Export Timeouts and Retries
Export operations (export(), export_async(), get_by_session_id()) use a default read timeout of 300 seconds to handle large result sets. You can override this with the HH_EXPORT_TIMEOUT_SECONDS environment variable:
export HH_EXPORT_TIMEOUT_SECONDS=600 # 10 minutes
import os
from honeyhive import HoneyHive
os.environ["HH_EXPORT_TIMEOUT_SECONDS"] = "600"

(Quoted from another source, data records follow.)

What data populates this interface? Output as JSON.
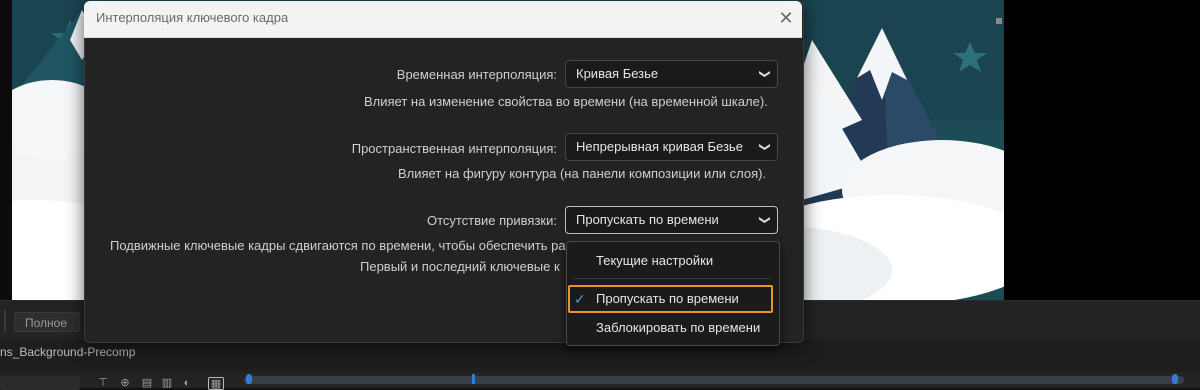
{
  "dialog": {
    "title": "Интерполяция ключевого кадра",
    "close_glyph": "✕",
    "temporal": {
      "label": "Временная интерполяция:",
      "value": "Кривая Безье",
      "description": "Влияет на изменение свойства во времени (на временной шкале)."
    },
    "spatial": {
      "label": "Пространственная интерполяция:",
      "value": "Непрерывная кривая Безье",
      "description": "Влияет на фигуру контура (на панели композиции или слоя)."
    },
    "roving": {
      "label": "Отсутствие привязки:",
      "value": "Пропускать по времени",
      "description_line1": "Подвижные ключевые кадры сдвигаются по времени, чтобы обеспечить ра",
      "description_line2": "Первый и последний ключевые к"
    }
  },
  "dropdown": {
    "items": [
      {
        "label": "Текущие настройки",
        "checked": false
      },
      {
        "label": "Пропускать по времени",
        "checked": true
      },
      {
        "label": "Заблокировать по времени",
        "checked": false
      }
    ],
    "check_glyph": "✓",
    "highlight_color": "#e8962c"
  },
  "viewer": {
    "quality_label": "Полное"
  },
  "timeline": {
    "tab_label": "ns_Background-Precomp"
  },
  "icons": {
    "chevron": "chevron-down-icon",
    "close": "close-icon",
    "check": "checkmark-icon"
  },
  "colors": {
    "scene_sky": "#1c4a55",
    "accent_blue": "#2f7fd8",
    "dialog_bg": "#232323"
  }
}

# Must be set before creating the client
client = HoneyHive(api_key=os.environ["HH_API_KEY"])
The environment variable must be set before the HoneyHive client is instantiated. The timeout value must be a positive number (in seconds). If an invalid value is provided, the SDK falls back to the default of 300 seconds.
The export_async() method automatically retries on transient HTTP errors (502, 503, 504), matching the behavior of export().